In an interview from Toronto, Bur noted that originally the Alberta government set conditions so ratepayers would not pay for the portion of any new power lines devoted to export. Companies were required to designate what share of a new line would be used for exports.
Since then, the province has continually maintained the new transmission lines are not for export but are needed to meet growing demand for power in Alberta.
The AUC has said the line is not an export line because lies entirely inside Alberta.
“They keep saying these lines are needed. But southern Alberta, where the lines end, does not need additional power,” Bur said.
This fall, in granting approval to Altalink’s western line, the AUC said the line is also intended “to restore capacity” to the existing tie line between Alberta and B.C.
That’s a clear signal the goal is to enhance exports to B.C, he said.
Alberta already imports B.C. power and exports power west when demand here is low.

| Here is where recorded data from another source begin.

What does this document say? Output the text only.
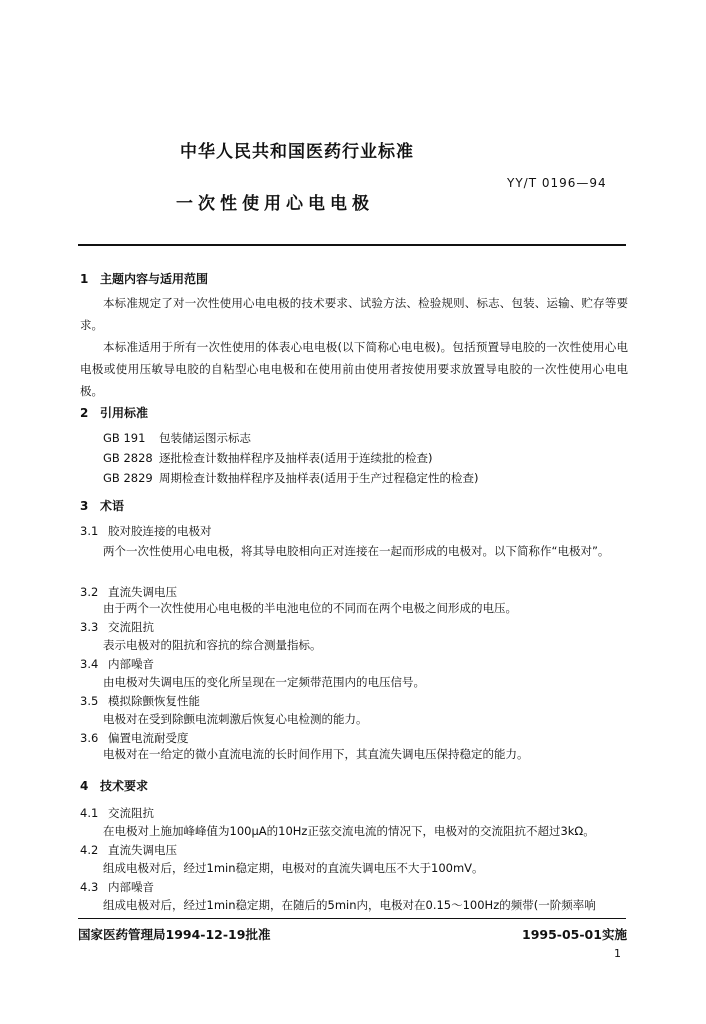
中华人民共和国医药行业标准
YY/T 0196—94
一次性使用心电电极
1 主题内容与适用范围
本标准规定了对一次性使用心电电极的技术要求、试验方法、检验规则、标志、包装、运输、贮存等要求。
本标准适用于所有一次性使用的体表心电电极(以下简称心电电极)。包括预置导电胶的一次性使用心电电极或使用压敏导电胶的自粘型心电电极和在使用前由使用者按使用要求放置导电胶的一次性使用心电电极。
2 引用标准
GB 191 包装储运图示标志
GB 2828 逐批检查计数抽样程序及抽样表(适用于连续批的检查)
GB 2829 周期检查计数抽样程序及抽样表(适用于生产过程稳定性的检查)
3 术语
3.1 胶对胶连接的电极对
两个一次性使用心电电极，将其导电胶相向正对连接在一起而形成的电极对。以下简称作“电极对”。
3.2 直流失调电压
由于两个一次性使用心电电极的半电池电位的不同而在两个电极之间形成的电压。
3.3 交流阻抗
表示电极对的阻抗和容抗的综合测量指标。
3.4 内部噪音
由电极对失调电压的变化所呈现在一定频带范围内的电压信号。
3.5 模拟除颤恢复性能
电极对在受到除颤电流刺激后恢复心电检测的能力。
3.6 偏置电流耐受度
电极对在一给定的微小直流电流的长时间作用下，其直流失调电压保持稳定的能力。
4 技术要求
4.1 交流阻抗
在电极对上施加峰峰值为100μA的10Hz正弦交流电流的情况下，电极对的交流阻抗不超过3kΩ。
4.2 直流失调电压
组成电极对后，经过1min稳定期，电极对的直流失调电压不大于100mV。
4.3 内部噪音
组成电极对后，经过1min稳定期，在随后的5min内，电极对在0.15～100Hz的频带(一阶频率响
国家医药管理局1994-12-19批准	1995-05-01实施
1
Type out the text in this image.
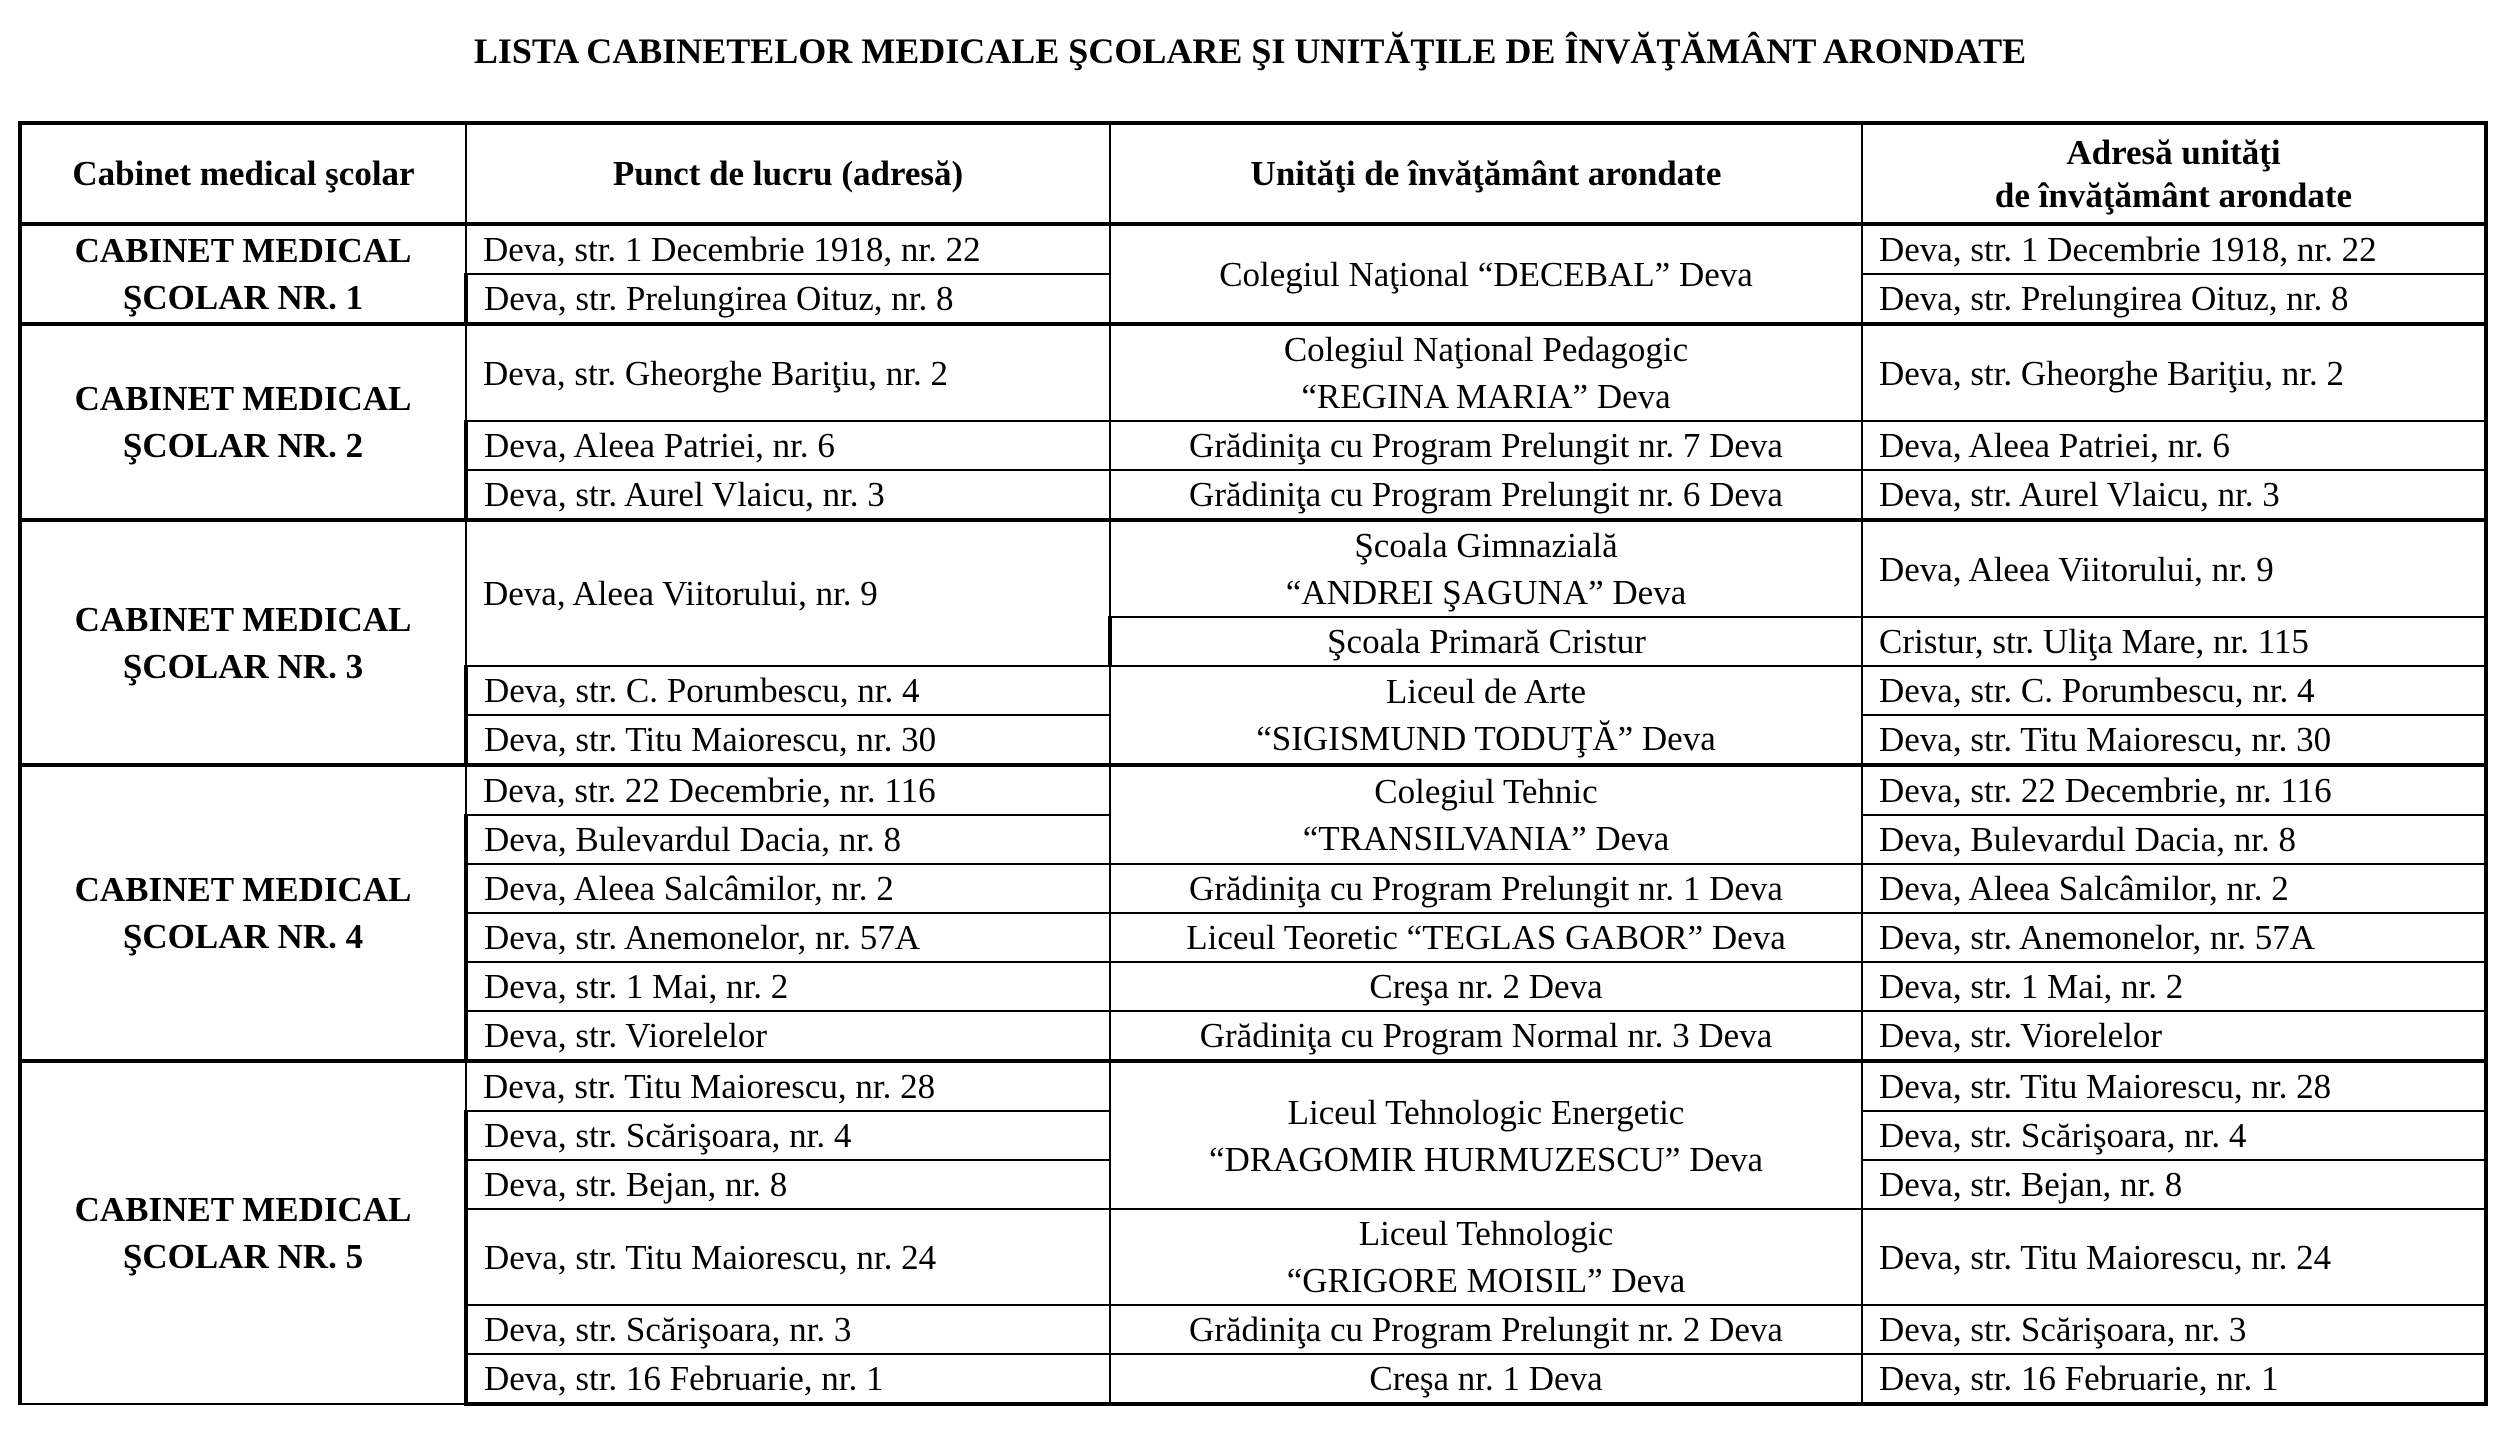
LISTA CABINETELOR MEDICALE ŞCOLARE ŞI UNITĂŢILE DE ÎNVĂŢĂMÂNT ARONDATE
Cabinet medical şcolar	Punct de lucru (adresă)	Unităţi de învăţământ arondate	Adresă unităţi
de învăţământ arondate
CABINET MEDICAL
ŞCOLAR NR. 1	Deva, str. 1 Decembrie 1918, nr. 22	Colegiul Naţional “DECEBAL” Deva	Deva, str. 1 Decembrie 1918, nr. 22
	Deva, str. Prelungirea Oituz, nr. 8		Deva, str. Prelungirea Oituz, nr. 8
CABINET MEDICAL
ŞCOLAR NR. 2	Deva, str. Gheorghe Bariţiu, nr. 2	Colegiul Naţional Pedagogic
“REGINA MARIA” Deva	Deva, str. Gheorghe Bariţiu, nr. 2
	Deva, Aleea Patriei, nr. 6	Grădiniţa cu Program Prelungit nr. 7 Deva	Deva, Aleea Patriei, nr. 6
	Deva, str. Aurel Vlaicu, nr. 3	Grădiniţa cu Program Prelungit nr. 6 Deva	Deva, str. Aurel Vlaicu, nr. 3
CABINET MEDICAL
ŞCOLAR NR. 3	Deva, Aleea Viitorului, nr. 9	Şcoala Gimnazială
“ANDREI ŞAGUNA” Deva	Deva, Aleea Viitorului, nr. 9
		Şcoala Primară Cristur	Cristur, str. Uliţa Mare, nr. 115
	Deva, str. C. Porumbescu, nr. 4	Liceul de Arte
“SIGISMUND TODUŢĂ” Deva	Deva, str. C. Porumbescu, nr. 4
	Deva, str. Titu Maiorescu, nr. 30		Deva, str. Titu Maiorescu, nr. 30
CABINET MEDICAL
ŞCOLAR NR. 4	Deva, str. 22 Decembrie, nr. 116	Colegiul Tehnic
“TRANSILVANIA” Deva	Deva, str. 22 Decembrie, nr. 116
	Deva, Bulevardul Dacia, nr. 8		Deva, Bulevardul Dacia, nr. 8
	Deva, Aleea Salcâmilor, nr. 2	Grădiniţa cu Program Prelungit nr. 1 Deva	Deva, Aleea Salcâmilor, nr. 2
	Deva, str. Anemonelor, nr. 57A	Liceul Teoretic “TEGLAS GABOR” Deva	Deva, str. Anemonelor, nr. 57A
	Deva, str. 1 Mai, nr. 2	Creşa nr. 2 Deva	Deva, str. 1 Mai, nr. 2
	Deva, str. Viorelelor	Grădiniţa cu Program Normal nr. 3 Deva	Deva, str. Viorelelor
CABINET MEDICAL
ŞCOLAR NR. 5	Deva, str. Titu Maiorescu, nr. 28	Liceul Tehnologic Energetic
“DRAGOMIR HURMUZESCU” Deva	Deva, str. Titu Maiorescu, nr. 28
	Deva, str. Scărişoara, nr. 4		Deva, str. Scărişoara, nr. 4
	Deva, str. Bejan, nr. 8		Deva, str. Bejan, nr. 8
	Deva, str. Titu Maiorescu, nr. 24	Liceul Tehnologic
“GRIGORE MOISIL” Deva	Deva, str. Titu Maiorescu, nr. 24
	Deva, str. Scărişoara, nr. 3	Grădiniţa cu Program Prelungit nr. 2 Deva	Deva, str. Scărişoara, nr. 3
	Deva, str. 16 Februarie, nr. 1	Creşa nr. 1 Deva	Deva, str. 16 Februarie, nr. 1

An enhanced interprovincial electricity line would have to be approved by the NEB, just as the Northern Gateway pipeline to ship Alberta bitumen to B.C is the subject of an NEB hearing, said Bur.
The government has also argued it needs to reduce congestion on the grid, that there is too much power in the north and not enough capacity in the power lines to move the power to other areas where it is needed.
That may be the case, said Bur. But Alberta wants to reduce congestion by exporting electricity to B.C. or the U.S., and that puts the new lines in federal jurisdiction.
“If these are interprovincial lines, the utilities commission has no right to say ratepayers have to foot the bill,” he said.
The proposed north-south grid expansion was derailed in 2007 after a scandal erupted when private investigators were hired to spy on landowners opposed to the western line. The province aborted the public hearing process and in 2009 declared both north-south lines were critical infrastructure under the Electric Statutes Amendment Act or Bill 50.
That power to declare the lines necessary without a hearing was repealed last fall.
Atco’s eastern line will end in the small city of Brooks. That raises the question of whether an export line would be built later to tie the Atco southern power station into the U.S.
Bur noted when Quebec built its export line to the U.S., it was clearly designated as an international line and the Crown corporation paid for the line, not ratepayers.
An earlier map of Alberta Electric Systems Operators clearly shows a tie line taking the north-south grid into Montana.